L’avis de Yannick Kerlogot
sur une révision constitutionnelle

Alors qu’une révision constitutionnelle permettrait de sécuriser l’enseignement immersif en langue autochtone, bien mieux que les propositions privilégiées par le rapport sur lequel il a travaillé, qui tendraient plutôt à le fragiliser, Yannick Kerlogot ne considère pas cette solution comme sérieuse. Son analyse reste, toutefois, très discutable.

Dans un entretien du Télégramme1, Yannick Kerlogot explique pourquoi il n’y aura pas de révision constitutionnelle d’ici les prochaines présidentielles. Ses arguments appellent quelques commentaires.

« Nous n’écartons pas la révision de la Constitution mais il serait ubuesque de penser qu’on pourrait la mener dans les dix prochains mois. » Le mot essentiel de la phrase est le « mais » qui permet à la seconde partie de la phrase de contredire habilement la première. Mais pour que cette deuxième portion de phrase soit plus juste, il conviendrait sans doute de remplacer le verbe « pouvoir » par « vouloir »…

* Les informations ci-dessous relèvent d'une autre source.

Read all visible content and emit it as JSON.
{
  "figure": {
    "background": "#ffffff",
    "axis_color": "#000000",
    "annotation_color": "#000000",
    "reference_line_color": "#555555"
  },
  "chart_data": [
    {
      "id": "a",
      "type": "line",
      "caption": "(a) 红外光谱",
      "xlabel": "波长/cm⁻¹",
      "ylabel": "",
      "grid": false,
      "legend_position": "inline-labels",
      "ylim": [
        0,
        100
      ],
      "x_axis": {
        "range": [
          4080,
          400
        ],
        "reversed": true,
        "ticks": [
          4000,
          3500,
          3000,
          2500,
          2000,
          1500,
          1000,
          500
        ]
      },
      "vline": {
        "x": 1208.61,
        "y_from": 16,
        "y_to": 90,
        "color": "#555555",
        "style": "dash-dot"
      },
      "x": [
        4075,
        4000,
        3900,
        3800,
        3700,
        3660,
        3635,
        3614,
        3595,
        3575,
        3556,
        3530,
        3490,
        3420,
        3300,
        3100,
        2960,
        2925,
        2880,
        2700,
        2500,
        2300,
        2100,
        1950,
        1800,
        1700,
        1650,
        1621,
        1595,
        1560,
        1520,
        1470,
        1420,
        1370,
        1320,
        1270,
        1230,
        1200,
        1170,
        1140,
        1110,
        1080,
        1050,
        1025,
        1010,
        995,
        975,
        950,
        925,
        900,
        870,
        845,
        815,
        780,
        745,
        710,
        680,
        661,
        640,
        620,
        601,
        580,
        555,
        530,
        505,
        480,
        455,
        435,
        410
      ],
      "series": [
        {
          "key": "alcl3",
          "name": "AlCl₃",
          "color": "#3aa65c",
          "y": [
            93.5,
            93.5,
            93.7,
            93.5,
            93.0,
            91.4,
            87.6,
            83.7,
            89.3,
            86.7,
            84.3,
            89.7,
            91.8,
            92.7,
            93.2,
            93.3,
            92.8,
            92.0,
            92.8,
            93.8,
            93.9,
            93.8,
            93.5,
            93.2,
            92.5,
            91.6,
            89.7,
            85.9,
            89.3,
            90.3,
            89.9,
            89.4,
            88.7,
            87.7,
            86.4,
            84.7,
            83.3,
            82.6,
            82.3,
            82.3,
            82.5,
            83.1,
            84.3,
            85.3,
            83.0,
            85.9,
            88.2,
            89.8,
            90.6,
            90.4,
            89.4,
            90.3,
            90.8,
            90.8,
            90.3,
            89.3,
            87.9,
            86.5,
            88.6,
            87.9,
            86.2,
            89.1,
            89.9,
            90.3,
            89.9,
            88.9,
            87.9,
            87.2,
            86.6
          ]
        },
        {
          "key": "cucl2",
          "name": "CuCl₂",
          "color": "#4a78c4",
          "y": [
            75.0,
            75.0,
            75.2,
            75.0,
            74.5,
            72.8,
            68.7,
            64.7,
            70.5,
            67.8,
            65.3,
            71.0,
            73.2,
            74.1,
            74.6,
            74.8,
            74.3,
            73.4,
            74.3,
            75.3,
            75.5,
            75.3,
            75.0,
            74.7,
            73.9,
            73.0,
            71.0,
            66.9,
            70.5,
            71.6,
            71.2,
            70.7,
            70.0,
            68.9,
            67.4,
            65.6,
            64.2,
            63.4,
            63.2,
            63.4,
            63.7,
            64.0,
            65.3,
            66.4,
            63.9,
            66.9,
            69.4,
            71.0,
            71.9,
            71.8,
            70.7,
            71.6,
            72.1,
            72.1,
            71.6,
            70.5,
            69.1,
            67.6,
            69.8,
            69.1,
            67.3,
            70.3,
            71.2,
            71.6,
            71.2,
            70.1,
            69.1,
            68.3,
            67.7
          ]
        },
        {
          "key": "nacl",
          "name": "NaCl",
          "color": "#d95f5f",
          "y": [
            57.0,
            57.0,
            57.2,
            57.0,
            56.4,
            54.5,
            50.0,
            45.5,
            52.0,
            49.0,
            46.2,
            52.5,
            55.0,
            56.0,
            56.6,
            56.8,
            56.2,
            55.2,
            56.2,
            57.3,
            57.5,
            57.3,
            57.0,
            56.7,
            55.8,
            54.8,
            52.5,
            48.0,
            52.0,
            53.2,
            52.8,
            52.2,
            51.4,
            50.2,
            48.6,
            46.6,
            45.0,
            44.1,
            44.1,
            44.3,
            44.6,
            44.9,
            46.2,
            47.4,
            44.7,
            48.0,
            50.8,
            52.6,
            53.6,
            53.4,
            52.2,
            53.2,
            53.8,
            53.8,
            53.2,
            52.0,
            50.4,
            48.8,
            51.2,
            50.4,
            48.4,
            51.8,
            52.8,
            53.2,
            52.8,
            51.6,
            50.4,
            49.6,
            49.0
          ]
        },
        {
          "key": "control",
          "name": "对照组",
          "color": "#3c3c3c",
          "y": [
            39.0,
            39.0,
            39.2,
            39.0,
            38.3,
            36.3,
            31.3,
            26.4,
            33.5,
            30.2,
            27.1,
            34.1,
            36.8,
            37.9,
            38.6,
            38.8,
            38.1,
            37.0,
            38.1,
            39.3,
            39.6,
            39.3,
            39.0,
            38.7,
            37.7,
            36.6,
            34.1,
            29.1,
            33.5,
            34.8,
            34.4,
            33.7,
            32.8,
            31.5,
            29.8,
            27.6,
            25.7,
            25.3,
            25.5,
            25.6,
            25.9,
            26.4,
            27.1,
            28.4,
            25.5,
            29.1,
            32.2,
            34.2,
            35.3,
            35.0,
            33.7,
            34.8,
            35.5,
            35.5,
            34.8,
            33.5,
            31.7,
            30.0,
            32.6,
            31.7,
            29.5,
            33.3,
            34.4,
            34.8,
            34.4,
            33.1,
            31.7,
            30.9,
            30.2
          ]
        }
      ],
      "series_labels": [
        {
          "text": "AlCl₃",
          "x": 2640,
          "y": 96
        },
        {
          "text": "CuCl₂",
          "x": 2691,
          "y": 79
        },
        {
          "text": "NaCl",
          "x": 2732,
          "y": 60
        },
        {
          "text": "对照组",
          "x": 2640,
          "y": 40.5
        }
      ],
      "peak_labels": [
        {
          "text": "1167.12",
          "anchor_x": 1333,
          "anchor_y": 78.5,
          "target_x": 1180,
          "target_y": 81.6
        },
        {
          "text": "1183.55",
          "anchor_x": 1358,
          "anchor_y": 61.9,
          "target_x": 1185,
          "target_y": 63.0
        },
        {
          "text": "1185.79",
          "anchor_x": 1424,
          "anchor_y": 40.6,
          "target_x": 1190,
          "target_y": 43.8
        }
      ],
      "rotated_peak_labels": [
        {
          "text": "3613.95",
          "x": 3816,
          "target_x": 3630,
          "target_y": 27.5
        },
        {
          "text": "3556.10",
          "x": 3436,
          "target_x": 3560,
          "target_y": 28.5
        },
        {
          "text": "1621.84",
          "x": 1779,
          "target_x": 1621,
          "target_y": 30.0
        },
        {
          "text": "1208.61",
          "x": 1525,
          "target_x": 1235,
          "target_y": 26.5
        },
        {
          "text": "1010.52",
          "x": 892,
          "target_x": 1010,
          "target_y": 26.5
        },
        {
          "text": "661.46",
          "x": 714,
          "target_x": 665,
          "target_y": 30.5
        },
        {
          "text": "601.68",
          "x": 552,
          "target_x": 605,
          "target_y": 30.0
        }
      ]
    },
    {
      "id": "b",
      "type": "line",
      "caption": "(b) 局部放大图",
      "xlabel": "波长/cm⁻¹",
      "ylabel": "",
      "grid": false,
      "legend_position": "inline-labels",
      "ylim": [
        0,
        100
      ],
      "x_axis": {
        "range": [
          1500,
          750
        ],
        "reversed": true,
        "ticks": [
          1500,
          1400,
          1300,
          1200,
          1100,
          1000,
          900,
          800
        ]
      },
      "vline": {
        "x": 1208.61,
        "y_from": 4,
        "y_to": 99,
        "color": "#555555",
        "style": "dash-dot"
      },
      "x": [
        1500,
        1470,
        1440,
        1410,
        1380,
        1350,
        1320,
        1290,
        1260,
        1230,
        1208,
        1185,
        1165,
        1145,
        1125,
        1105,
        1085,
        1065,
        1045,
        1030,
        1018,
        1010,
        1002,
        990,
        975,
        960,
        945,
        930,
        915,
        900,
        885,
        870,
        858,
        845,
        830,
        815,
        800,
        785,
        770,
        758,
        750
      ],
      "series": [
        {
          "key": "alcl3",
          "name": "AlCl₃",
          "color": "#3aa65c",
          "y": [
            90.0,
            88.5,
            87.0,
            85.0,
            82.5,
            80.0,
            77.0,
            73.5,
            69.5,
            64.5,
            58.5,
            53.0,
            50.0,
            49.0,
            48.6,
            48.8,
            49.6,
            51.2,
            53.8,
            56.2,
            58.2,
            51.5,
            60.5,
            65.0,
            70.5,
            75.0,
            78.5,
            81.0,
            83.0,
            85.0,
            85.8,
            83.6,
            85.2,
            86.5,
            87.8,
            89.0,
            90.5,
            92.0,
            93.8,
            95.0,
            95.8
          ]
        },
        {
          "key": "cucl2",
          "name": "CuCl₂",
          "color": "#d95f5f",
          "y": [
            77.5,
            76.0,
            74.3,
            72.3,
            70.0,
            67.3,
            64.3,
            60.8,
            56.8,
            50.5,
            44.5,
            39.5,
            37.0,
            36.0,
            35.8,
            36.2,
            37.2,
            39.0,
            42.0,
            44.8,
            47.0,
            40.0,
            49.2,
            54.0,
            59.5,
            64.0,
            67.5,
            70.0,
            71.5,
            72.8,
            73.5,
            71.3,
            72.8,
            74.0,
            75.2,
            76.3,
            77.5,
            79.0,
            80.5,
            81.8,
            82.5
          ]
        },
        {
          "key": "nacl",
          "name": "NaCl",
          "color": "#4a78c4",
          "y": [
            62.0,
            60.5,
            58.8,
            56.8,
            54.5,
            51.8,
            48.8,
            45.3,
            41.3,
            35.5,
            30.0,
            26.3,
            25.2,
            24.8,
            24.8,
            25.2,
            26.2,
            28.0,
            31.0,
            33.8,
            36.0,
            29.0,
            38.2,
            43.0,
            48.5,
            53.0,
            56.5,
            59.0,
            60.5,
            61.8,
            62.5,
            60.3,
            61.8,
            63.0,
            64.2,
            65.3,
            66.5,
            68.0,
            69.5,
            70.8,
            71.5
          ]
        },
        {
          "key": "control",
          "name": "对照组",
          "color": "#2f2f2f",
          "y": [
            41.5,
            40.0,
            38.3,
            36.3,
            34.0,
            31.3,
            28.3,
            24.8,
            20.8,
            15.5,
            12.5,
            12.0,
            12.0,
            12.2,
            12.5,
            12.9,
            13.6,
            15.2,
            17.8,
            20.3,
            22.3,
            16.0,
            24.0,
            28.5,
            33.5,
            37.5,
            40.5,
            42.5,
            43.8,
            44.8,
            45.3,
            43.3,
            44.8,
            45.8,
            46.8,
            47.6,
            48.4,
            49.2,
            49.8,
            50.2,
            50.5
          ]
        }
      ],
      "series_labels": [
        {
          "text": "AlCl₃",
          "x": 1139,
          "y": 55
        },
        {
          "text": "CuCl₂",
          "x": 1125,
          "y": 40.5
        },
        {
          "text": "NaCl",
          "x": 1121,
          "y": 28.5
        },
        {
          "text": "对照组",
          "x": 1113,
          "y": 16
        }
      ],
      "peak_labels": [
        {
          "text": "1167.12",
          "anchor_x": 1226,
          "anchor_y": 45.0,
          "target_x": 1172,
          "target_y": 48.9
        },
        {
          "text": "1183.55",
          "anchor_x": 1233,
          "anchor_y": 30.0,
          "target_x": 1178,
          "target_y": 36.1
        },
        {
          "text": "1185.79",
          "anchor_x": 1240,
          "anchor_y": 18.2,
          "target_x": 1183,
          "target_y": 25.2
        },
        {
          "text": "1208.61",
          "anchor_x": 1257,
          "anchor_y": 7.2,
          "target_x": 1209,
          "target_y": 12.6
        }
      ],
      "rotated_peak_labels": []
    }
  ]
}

« Et puis, elle n’a pas vocation à valoriser une forme de pédagogie qui s’appelle l’immersion. » Il ne s’agit pas de valoriser, mais d’autoriser. Or, la Constitution consiste notamment à préciser les droits et libertés.

« À ceux qui disent qu’il faut revoir l’article 2 : pourquoi pas mais cela nécessite un débat avec la population. » On apprend ici une règle inconnue tant du droit que des usages, mais qui semble provenir d’un raisonnement implaccable : si l’avis de la population n’est pas utile pour porter préjudice aux minorités, il le devient dès lors qu’il s’agit de les respecter. Pour mémoire, la population n’a pas été consultée en 1992 pour modifier ce même article 2. Les débats parlementaires rapportent même, au contraire, que, certaines personnes parmi la population avaient mis en garde le député Yves Dollo, car ils craignaient que cette portion de texte porte préjudice aux langues régionales2. Leur avis n’a eu aucune influence sur le résultat du vote, mais l’histoire leur a malheureusement donné raison.

« Notre préconisation, c’est plutôt d’aller sur l’article 75-1, adopté en 2008, qui reconnaît que les langues régionales font partie du patrimoine de la France. » Alors que le rapport sur lequel il a lui-même travaillé avec Christophe Euzet et qu’ils ont rendu le jour même indiquait qu’une telle modification « ne règlerait en rien l’arbitrage toujours nécessaire avec l’article 2 »3, plutôt que de modifier l’article invoqué pour censurer l’enseignement immersif en langue autochtone, il est, en effet, logique de se concentrer exclusivement sur le seul article de la Constitution sans valeur juridique, puisque, selon les termes du Conseil constitutionnel, « cet article n'institue pas un droit ou une liberté que la Constitution garantit »4. Et c’est d’ailleurs pour cette raison qu’il est régulièrement mis en avant par les opposants aux langues autochtones : il permet de donner l’illusion d’une protection effective. Une telle instrumentalisation de cet article s’observe, par exemple, dans la rhétorique du ministre de l’Éducation nationale, Jean-Michel Blanquer. Dans un entretien de Ouest-France, à la question « Que pensez-vous de l’appel du député breton Paul Molac à réviser la Constitution pour que les langues régionales soient au niveau du français ? », il entammait, en effet, sa réponse par : « La Constitution reconnaît déjà les langues régionales au travers de l’article 75. »5

« La révision devrait recueillir trois cinquième des élus réunis en Congrès. Et le Sénat ne fera jamais ce cadeau à Emmanuel Macron, à quelques mois de l’élection présidentielle. » Il s’agirait, en vérité, d’un bien curieux cadeau, puisque, de toute évidence, l’exécutif ne veut pas de cette révision. Car s’il la voulait vraiment, il l’aurait initiée dès le lendemain de la décision du Conseil constitutionnel, et n’aurait pas attendu plus de deux mois pour se poser la question. D’ailleurs, on voit mal pourquoi il voudrait modifier les dispositions de la Constitution sur lesquels le gouvernement s’est appuyé dans ses observations sur la saisine6. Et pour ne pas obtenir cette révision, le plus sûr reste toujours de ne pas la demander. Le Sénat, quant à lui, aurait pourtant une bonne raison de l’accepter, car c’est lui qui a été à l'initiative de l'article sur l'enseignement par immersion, comme le rappelle Paul Molac7. On comprendrait donc mal qu’il ne défende pas son propre texte…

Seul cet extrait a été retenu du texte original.